Wrong. Slowly but surely I felt people pulling away. There was definitely a vibe in the air when I came around -- Oh no, it's the pariah! Here she comes to ruin it for all of us! I don't know if they really realized they were giving off that vibe, but they were indeed giving it off. One of my better friends in particular was very upset by my decision to divorce. "Don't you get married for better or for worse?" she asked. "Ideally, yes." I answered. Sometimes we make mistakes. Was I not allowed forgiveness for a mistake?
As the months passed by, I found my group of friends pulling away, but two of the crew called me up to let me know that they were still my friends. They were, although we never really hung out anymore. You could say that one was busy with small children and the other busy working, but sadly, it wasn't the same. Not that I expected everything to be exactly the same, but I still expected my friendships with my girls to be the same. Unfortunately, they were not.
My "best" friend in the crew stopped calling and stopped including me in things. This stung the most. Our children were the exact same ages and we all played together since they were born. Literally. We had so much fun together, we even began to develop a television pilot together. We shared lots and lots of information. You know, the kind of information you probably wouldn't share with anyone that you thought wouldn't be your friend in five years kind of information. Obviously those years of friendship were not strong enough to survive my divorce to my husband.

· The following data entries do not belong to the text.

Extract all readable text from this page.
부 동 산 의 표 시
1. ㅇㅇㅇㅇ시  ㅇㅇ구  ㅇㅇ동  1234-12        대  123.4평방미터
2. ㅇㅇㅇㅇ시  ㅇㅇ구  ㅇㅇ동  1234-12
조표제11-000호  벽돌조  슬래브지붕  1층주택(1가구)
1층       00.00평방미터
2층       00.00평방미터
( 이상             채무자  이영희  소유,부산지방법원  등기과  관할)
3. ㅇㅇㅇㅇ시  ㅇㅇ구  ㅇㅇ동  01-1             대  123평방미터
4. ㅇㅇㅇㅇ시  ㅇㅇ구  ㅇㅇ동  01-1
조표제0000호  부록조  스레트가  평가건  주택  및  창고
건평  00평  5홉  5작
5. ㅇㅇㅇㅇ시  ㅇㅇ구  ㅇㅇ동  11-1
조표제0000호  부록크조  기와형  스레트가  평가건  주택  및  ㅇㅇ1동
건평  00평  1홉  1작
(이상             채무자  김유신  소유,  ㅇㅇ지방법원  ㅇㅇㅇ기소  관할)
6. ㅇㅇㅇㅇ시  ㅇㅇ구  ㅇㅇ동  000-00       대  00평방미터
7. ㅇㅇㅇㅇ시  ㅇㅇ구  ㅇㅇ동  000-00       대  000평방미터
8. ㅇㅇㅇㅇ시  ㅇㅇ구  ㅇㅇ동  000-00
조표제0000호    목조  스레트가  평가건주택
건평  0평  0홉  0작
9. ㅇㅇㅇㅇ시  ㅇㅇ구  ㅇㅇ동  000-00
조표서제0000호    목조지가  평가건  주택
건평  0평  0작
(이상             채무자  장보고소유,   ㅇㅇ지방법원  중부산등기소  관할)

Soon after the finality of the divorce, there were less and less invitations out with that crew. Less phone calls, less emails, less texts.
To be quite honest, it definitely hurt my feelings that I was no longer part of the group I was used to spending my time with. It hurt a lot. But you know what? I'm a tough cookie and that hurt soon dissolved and new friends were found. Real friends that are still my friends today.
Here are three signs that you have a fake friend:
1. She/he runs at the first sign of trouble. Doesn't want any association with you.
2. She/he gossips about you behind your back, but is kind to your face.
3. She/he disappears or becomes scarce when the good times go bad.
As Oprah Winfrey has said, "Everyone wants to ride with you in the limo, but what you want is someone who will take the bus with you when the limo breaks down."
So, did I lose some friends? Not real friends, as it turns out.